Handbook of the History of Logic: - Fordham University Faculty

Peter Abelard and His Contemporaries 125
He supplies explicit definitions for both. The topical differentia is defined as
“that thing (res) in whose relation to another thing the strength of the entailment
resides” [Abelard, 1970, p. 263 (7–8)]. Since he speaks of a thing, not a word, we
must understand the differentia in the above example as man, not “man” — or,
more precisely, as man taken as a species, not “man” taken as a species. Abelard
has presumably resolved to his satisfaction the metaphysical problems lurking in
this use of general terms, so these need not detain us. Considering man’s relation to
animal prompts our taking man as a species, at which point the differentia is clear
to view, and the maximal proposition on the way. It all starts with the relation
of man to animal, and so it is in this relation that “the strength of entailment
resides.”
The account of the maximal proposition is more involved. Abelard defines it
as “that proposition which, containing the sense of many entailments, reveals a
common method of proof which the differentiae of those entailments possess —
owing to their having the force of the same relation” [Abelard, 1970, p. 263 (12–
14)]. 79 This is a densely packed formulation. The key feature of the above maximal
proposition (“Whatever the species is predicated of the genus is predicated too”)

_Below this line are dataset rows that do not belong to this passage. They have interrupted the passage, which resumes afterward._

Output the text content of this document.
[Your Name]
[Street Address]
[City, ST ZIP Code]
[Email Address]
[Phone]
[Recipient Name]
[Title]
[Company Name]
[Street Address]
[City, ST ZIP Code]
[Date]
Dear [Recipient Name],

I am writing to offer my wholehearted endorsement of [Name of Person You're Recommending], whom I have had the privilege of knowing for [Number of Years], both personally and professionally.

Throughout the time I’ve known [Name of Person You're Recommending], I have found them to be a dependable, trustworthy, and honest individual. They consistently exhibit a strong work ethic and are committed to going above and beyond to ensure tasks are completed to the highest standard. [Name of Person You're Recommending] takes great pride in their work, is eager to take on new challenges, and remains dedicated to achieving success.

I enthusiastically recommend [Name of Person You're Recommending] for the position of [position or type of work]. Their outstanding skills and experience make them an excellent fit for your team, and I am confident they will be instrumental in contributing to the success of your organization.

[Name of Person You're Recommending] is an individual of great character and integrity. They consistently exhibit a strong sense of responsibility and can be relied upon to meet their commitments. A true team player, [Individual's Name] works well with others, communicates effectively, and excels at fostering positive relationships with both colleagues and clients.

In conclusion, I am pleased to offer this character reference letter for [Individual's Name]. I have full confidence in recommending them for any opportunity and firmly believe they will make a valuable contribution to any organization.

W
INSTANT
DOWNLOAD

is its standing as a general expression of a whole series of entailments: “If it is a
man it is an animal,” “If it is a pearl it is a stone,” “If it is a rose it is a flower,”

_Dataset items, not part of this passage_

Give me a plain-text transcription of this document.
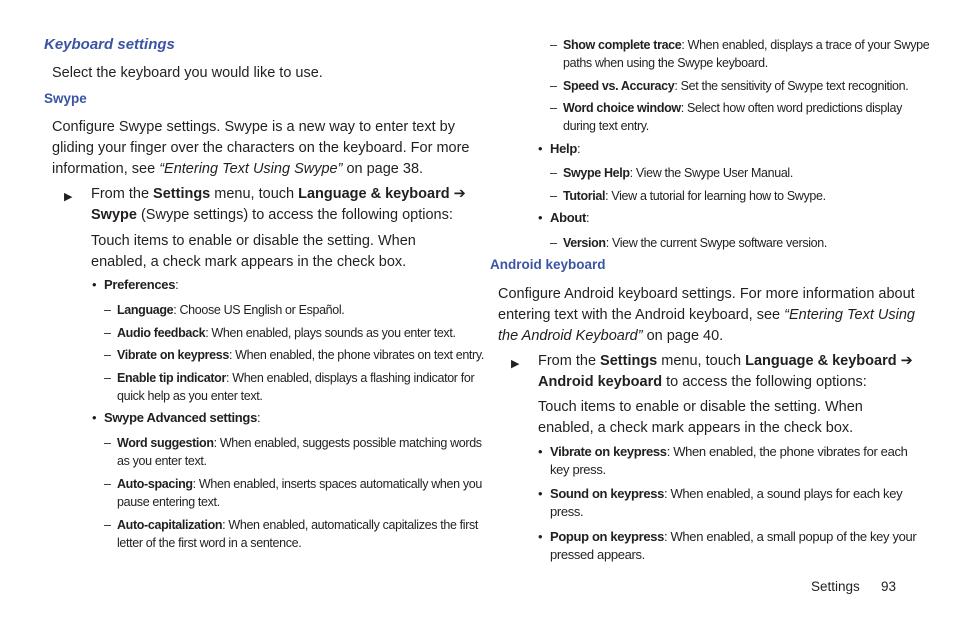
Keyboard settings
Select the keyboard you would like to use.
Swype
Configure Swype settings. Swype is a new way to enter text by
gliding your finger over the characters on the keyboard. For more
information, see “Entering Text Using Swype” on page 38.
▶ From the Settings menu, touch Language & keyboard ➔
Swype (Swype settings) to access the following options:
Touch items to enable or disable the setting. When
enabled, a check mark appears in the check box.
• Preferences:
– Language: Choose US English or Español.
– Audio feedback: When enabled, plays sounds as you enter text.
– Vibrate on keypress: When enabled, the phone vibrates on text entry.
– Enable tip indicator: When enabled, displays a flashing indicator for
quick help as you enter text.
• Swype Advanced settings:
– Word suggestion: When enabled, suggests possible matching words
as you enter text.
– Auto-spacing: When enabled, inserts spaces automatically when you
pause entering text.
– Auto-capitalization: When enabled, automatically capitalizes the first
letter of the first word in a sentence.
– Show complete trace: When enabled, displays a trace of your Swype
paths when using the Swype keyboard.
– Speed vs. Accuracy: Set the sensitivity of Swype text recognition.
– Word choice window: Select how often word predictions display
during text entry.
• Help:
– Swype Help: View the Swype User Manual.
– Tutorial: View a tutorial for learning how to Swype.
• About:
– Version: View the current Swype software version.
Android keyboard
Configure Android keyboard settings. For more information about
entering text with the Android keyboard, see “Entering Text Using
the Android Keyboard” on page 40.
▶ From the Settings menu, touch Language & keyboard ➔
Android keyboard to access the following options:
Touch items to enable or disable the setting. When
enabled, a check mark appears in the check box.
• Vibrate on keypress: When enabled, the phone vibrates for each
key press.
• Sound on keypress: When enabled, a sound plays for each key
press.
• Popup on keypress: When enabled, a small popup of the key your
pressed appears.
Settings 93
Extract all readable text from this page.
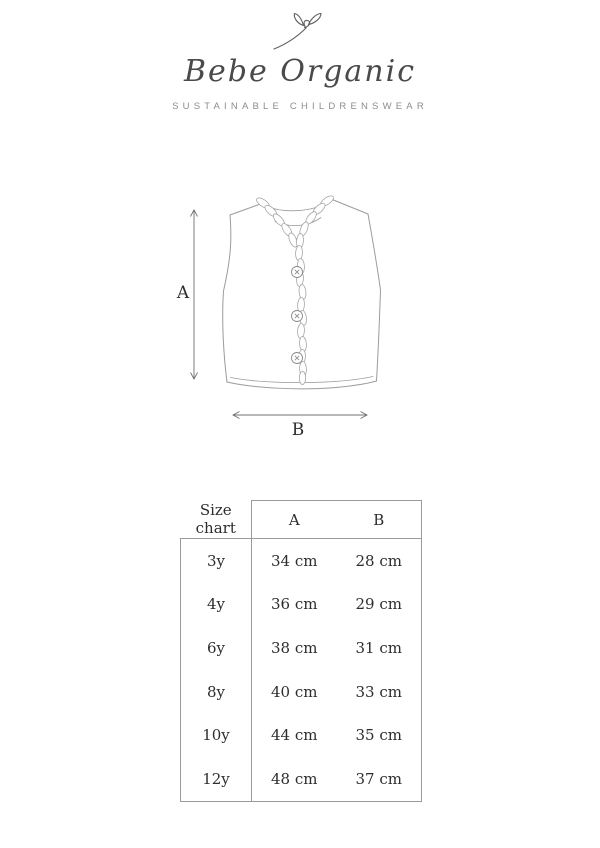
Bebe Organic
SUSTAINABLE CHILDRENSWEAR
A
B
Size chart	A	B
3y	34 cm	28 cm
4y	36 cm	29 cm
6y	38 cm	31 cm
8y	40 cm	33 cm
10y	44 cm	35 cm
12y	48 cm	37 cm
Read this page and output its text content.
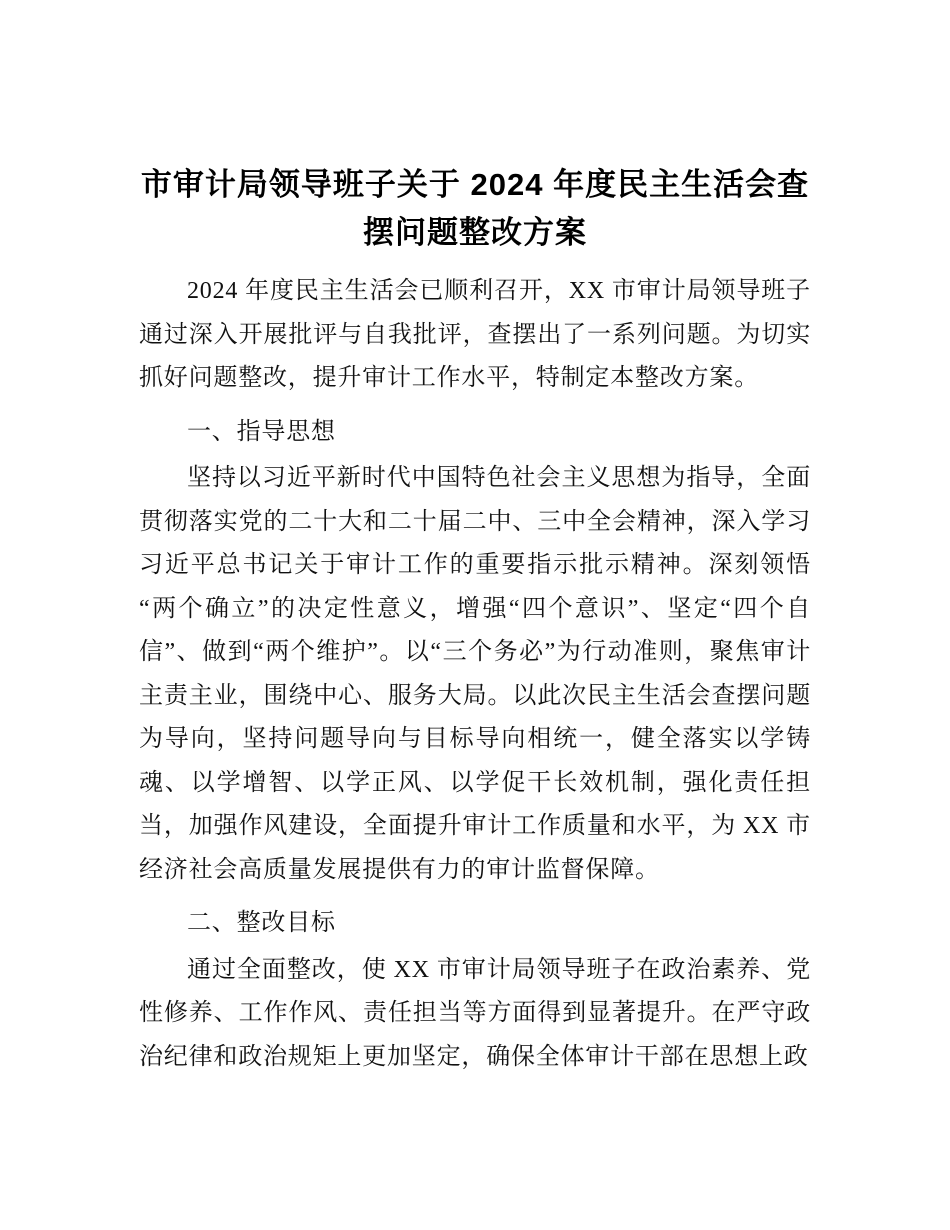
市审计局领导班子关于 2024 年度民主生活会查摆问题整改方案

2024 年度民主生活会已顺利召开，XX 市审计局领导班子通过深入开展批评与自我批评，查摆出了一系列问题。为切实抓好问题整改，提升审计工作水平，特制定本整改方案。

一、指导思想

坚持以习近平新时代中国特色社会主义思想为指导，全面贯彻落实党的二十大和二十届二中、三中全会精神，深入学习习近平总书记关于审计工作的重要指示批示精神。深刻领悟“两个确立”的决定性意义，增强“四个意识”、坚定“四个自信”、做到“两个维护”。以“三个务必”为行动准则，聚焦审计主责主业，围绕中心、服务大局。以此次民主生活会查摆问题为导向，坚持问题导向与目标导向相统一，健全落实以学铸魂、以学增智、以学正风、以学促干长效机制，强化责任担当，加强作风建设，全面提升审计工作质量和水平，为 XX 市经济社会高质量发展提供有力的审计监督保障。

二、整改目标

通过全面整改，使 XX 市审计局领导班子在政治素养、党性修养、工作作风、责任担当等方面得到显著提升。在严守政治纪律和政治规矩上更加坚定，确保全体审计干部在思想上政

“If it is red it is a colour,” and so on. These entailments have different terms
(man and animal, pearl and stone, and so on), but are alike in that the terms are
all related as species and genus. We can see each entailment as arising through
the substitution of similarly related terms into the maximal proposition, which
in this manner can be seen as “containing” the sense of each. This is why the
maximal proposition plays a role in confirming each through a “common method
of proof.” This, as we have seen, starts by construing terms under the guise of the
appropriate relation: man taken as species, pearl taken as species, rose taken as
species, red taken as species, and so on. So construed they become the differentiae,
each of which gives rise to a method of proving the conditional from which they
arise — and it is the same method in each case. The maximal proposition reveals
what this shared and common method is. 80
This is the sense in which maximal propositions play for conditionals the role
that syllogistic rules play for syllogisms: the role of reliably identifying which forms
mark genuine entailments. The rule for Barbara (“If anything 〈A〉 is predicated
of something 〈B〉 universally, and if something else 〈C〉 is subject to that subject
〈B〉 universally, that subject 〈C〉 is also subject to the predicate 〈A〉 in the same
way, that is universally” [Abelard, 1970, p. 237 (7–9)]) confirms as genuine entailments
all of those syllogisms which arise from uniform substitution of terms in
its open places (marked by “A”, “B”, and “C”.) The rule “Whatever the species
is predicated of the genus is predicated too” works in much the same way to con-
79 On this passage see [Martin, 2004, pp. 174–175].
80 Note that this account of the essentials of Abelard’s topical theory is based on texts from the
Dialectica. Certain aspects of the account change in his Super Topica glossae [Abelard, 1969b].
For a summary of changes see [Green-Pedersen, 1977, pp. 135–137].